Department of Mining and Civil Engineering, Universidad Politécnica de Cartagena, 30202 Cartagena, Spain.
Department of Information and Communications Technologies, Universidad Politécnica de Cartagena, 30202 Cartagena, Spain.
Sensors (Basel). 2020 Oct 1;20(19):5631. doi: 10.3390/s20195631.
Local administrations are increasingly demanding real-time continuous monitoring of pollution in the sanitation system to improve and optimize its operation, to comply with EU environmental policies and to reach European Green Deal targets. The present work shows a full-scale Wastewater Treatment Plant field-sampling campaign to estimate COD, BOD, TSS, P, TN and NON in both influent and effluent, in the absence of pre-treatment or chemicals addition to the samples, resulting in a reduction of the duration and cost of analysis. Different regression models were developed to estimate the pollution load of sewage systems from the spectral response of wastewater samples measured at 380-700 nm through multivariate linear regressions and machine learning genetic algorithms. The tests carried out concluded that the models calculated by means of genetic algorithms can estimate the levels of five of the pollutants under study (COD, BOD5, TSS, TN and NON), including both raw and treated wastewater, with an error rate below 4%. In the case of the multilinear regression models, these are limited to raw water and the estimate is limited to COD and TSS, with less than a 0.5% error rate.

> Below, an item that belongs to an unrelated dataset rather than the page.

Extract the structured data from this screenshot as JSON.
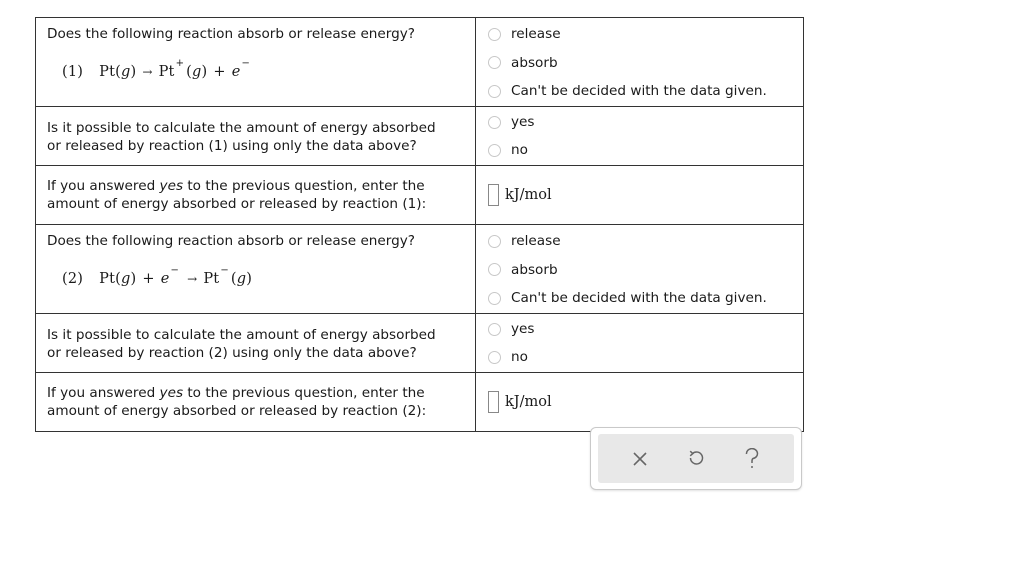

地方当局越来越要求对卫生系统中的污染进行实时连续监测,以改善和优化其运行,遵守欧盟环境政策,并实现欧洲绿色协议的目标。本工作展示了一个全面的污水处理厂现场采样活动,以估算进水和出水的 COD、BOD、TSS、P、TN 和 NON,而不对样品进行预处理或添加化学物质,从而减少了分析的时间和成本。通过多元线性回归和机器学习遗传算法,开发了不同的回归模型,以根据在 380-700nm 波长下测量的废水样品的光谱响应来估算污水系统的污染负荷。所进行的测试得出的结论是,通过遗传算法计算的模型可以估算五种研究污染物(COD、BOD5、TSS、TN 和 NON)的水平,包括原水和处理后的废水,误差率低于 4%。对于多元线性回归模型,这些模型仅限于原水,并且估计仅限于 COD 和 TSS,误差率小于 0.5%。